Lai foi acusado de “conluio com forças estrangeiras”, “sedição” e “conspiração para cometer fraude” e as autoridades apreenderam 25 caixas com documentos no seu gabinete do jornal. Tratou-se da primeira vez que a lei de segurança nacional, vista pelos activistas pró-democracia como uma ameaça, foi directamente usada contra meios de comunicação social.
Mas não foi a única detenção desse dia. Outras nove pessoas, incluindo a outros executivos do jornal e fundadora do grupo pró-democracia Demosito Agnes Chow, de 23 anos, foram presas sob a acusação de terem feito lobby para a China ser alvo de sanções – os Estados Unidos anunciaram na semana passada sanções contra Carrie Lam.

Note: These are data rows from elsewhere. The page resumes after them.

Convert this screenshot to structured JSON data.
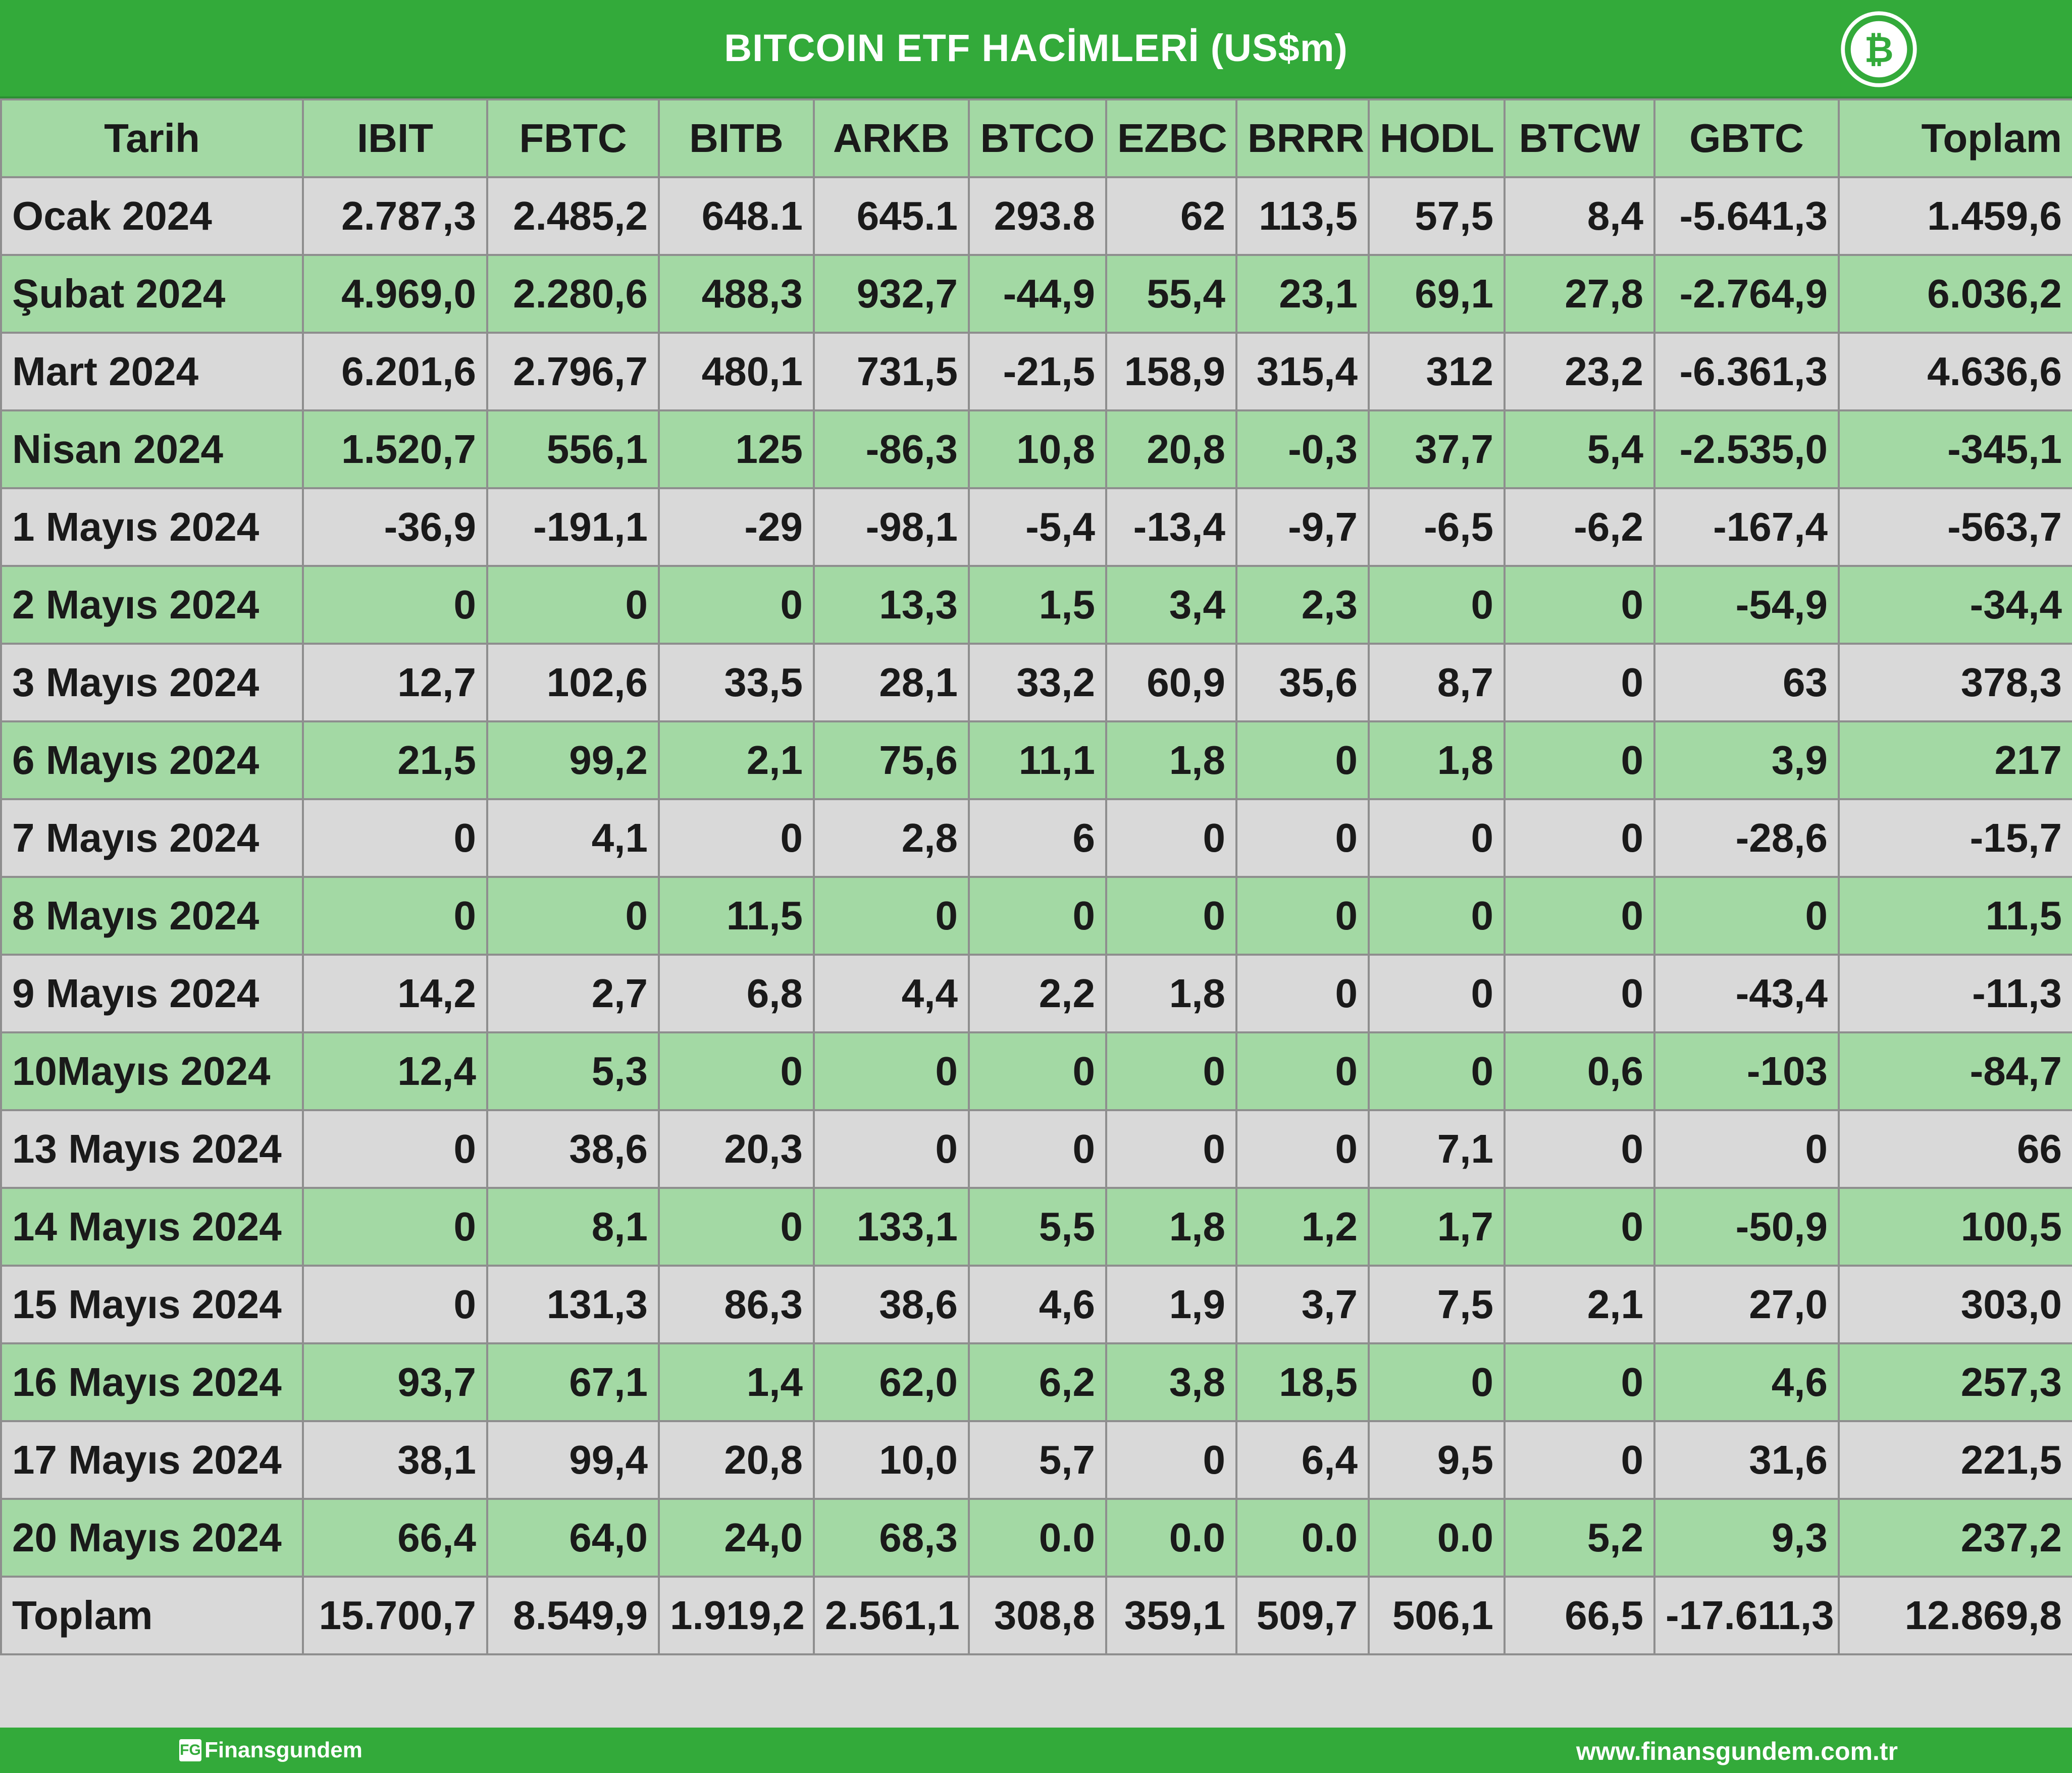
{
  "title": "BITCOIN ETF HACİMLERİ (US$m)",
  "colors": {
    "brand_green": "#33aa3a",
    "row_green": "#a3d9a4",
    "row_grey": "#d9d9d9"
  },
  "logo_icon": "bitcoin-icon",
  "table": {
    "headers": [
      "Tarih",
      "IBIT",
      "FBTC",
      "BITB",
      "ARKB",
      "BTCO",
      "EZBC",
      "BRRR",
      "HODL",
      "BTCW",
      "GBTC",
      "Toplam"
    ],
    "rows": [
      [
        "Ocak 2024",
        "2.787,3",
        "2.485,2",
        "648.1",
        "645.1",
        "293.8",
        "62",
        "113,5",
        "57,5",
        "8,4",
        "-5.641,3",
        "1.459,6"
      ],
      [
        "Şubat 2024",
        "4.969,0",
        "2.280,6",
        "488,3",
        "932,7",
        "-44,9",
        "55,4",
        "23,1",
        "69,1",
        "27,8",
        "-2.764,9",
        "6.036,2"
      ],
      [
        "Mart 2024",
        "6.201,6",
        "2.796,7",
        "480,1",
        "731,5",
        "-21,5",
        "158,9",
        "315,4",
        "312",
        "23,2",
        "-6.361,3",
        "4.636,6"
      ],
      [
        "Nisan 2024",
        "1.520,7",
        "556,1",
        "125",
        "-86,3",
        "10,8",
        "20,8",
        "-0,3",
        "37,7",
        "5,4",
        "-2.535,0",
        "-345,1"
      ],
      [
        "1 Mayıs 2024",
        "-36,9",
        "-191,1",
        "-29",
        "-98,1",
        "-5,4",
        "-13,4",
        "-9,7",
        "-6,5",
        "-6,2",
        "-167,4",
        "-563,7"
      ],
      [
        "2 Mayıs 2024",
        "0",
        "0",
        "0",
        "13,3",
        "1,5",
        "3,4",
        "2,3",
        "0",
        "0",
        "-54,9",
        "-34,4"
      ],
      [
        "3 Mayıs 2024",
        "12,7",
        "102,6",
        "33,5",
        "28,1",
        "33,2",
        "60,9",
        "35,6",
        "8,7",
        "0",
        "63",
        "378,3"
      ],
      [
        "6 Mayıs 2024",
        "21,5",
        "99,2",
        "2,1",
        "75,6",
        "11,1",
        "1,8",
        "0",
        "1,8",
        "0",
        "3,9",
        "217"
      ],
      [
        "7 Mayıs 2024",
        "0",
        "4,1",
        "0",
        "2,8",
        "6",
        "0",
        "0",
        "0",
        "0",
        "-28,6",
        "-15,7"
      ],
      [
        "8 Mayıs 2024",
        "0",
        "0",
        "11,5",
        "0",
        "0",
        "0",
        "0",
        "0",
        "0",
        "0",
        "11,5"
      ],
      [
        "9 Mayıs 2024",
        "14,2",
        "2,7",
        "6,8",
        "4,4",
        "2,2",
        "1,8",
        "0",
        "0",
        "0",
        "-43,4",
        "-11,3"
      ],
      [
        " 10Mayıs 2024",
        "12,4",
        "5,3",
        "0",
        "0",
        "0",
        "0",
        "0",
        "0",
        "0,6",
        "-103",
        "-84,7"
      ],
      [
        "13 Mayıs 2024",
        "0",
        "38,6",
        "20,3",
        "0",
        "0",
        "0",
        "0",
        "7,1",
        "0",
        "0",
        "66"
      ],
      [
        "14 Mayıs 2024",
        "0",
        "8,1",
        "0",
        "133,1",
        "5,5",
        "1,8",
        "1,2",
        "1,7",
        "0",
        "-50,9",
        "100,5"
      ],
      [
        "15 Mayıs 2024",
        "0",
        "131,3",
        "86,3",
        "38,6",
        "4,6",
        "1,9",
        "3,7",
        "7,5",
        "2,1",
        "27,0",
        "303,0"
      ],
      [
        "16 Mayıs 2024",
        "93,7",
        "67,1",
        "1,4",
        "62,0",
        "6,2",
        "3,8",
        "18,5",
        "0",
        "0",
        "4,6",
        "257,3"
      ],
      [
        "17 Mayıs 2024",
        "38,1",
        "99,4",
        "20,8",
        "10,0",
        "5,7",
        "0",
        "6,4",
        "9,5",
        "0",
        "31,6",
        "221,5"
      ],
      [
        "20 Mayıs 2024",
        "66,4",
        "64,0",
        "24,0",
        "68,3",
        "0.0",
        "0.0",
        "0.0",
        "0.0",
        "5,2",
        "9,3",
        "237,2"
      ]
    ],
    "total_row": [
      "Toplam",
      "15.700,7",
      "8.549,9",
      "1.919,2",
      "2.561,1",
      "308,8",
      "359,1",
      "509,7",
      "506,1",
      "66,5",
      "-17.611,3",
      "12.869,8"
    ]
  },
  "footer": {
    "brand": "Finansgundem",
    "brand_mark": "FG",
    "url": "www.finansgundem.com.tr"
  }
}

A operação policial envolveu 200 polícias, no que foi encarado como demonstração de força de Pequim.
O jornal China Daily, propriedade do Partido Comunista da China, louvou a detenção de Lai escrevendo em editorial que foi o “preço a pagar por dançar com o inimigo” e que o “atraso na justiça não significa a sua ausência”. O Global Times, jornal afecto a Pequim, chegou inclusive a caracterizar Lai como “traidor dos tempos modernos”.
O proprietário do Apple Daily viajava frequentemente para Washington, onde se encontrou pelo menos uma vez com o secretário de Estado americano, Mike Pompeo, e pediu apoio para o movimento pró-democracia na região administrativa especial chinesa.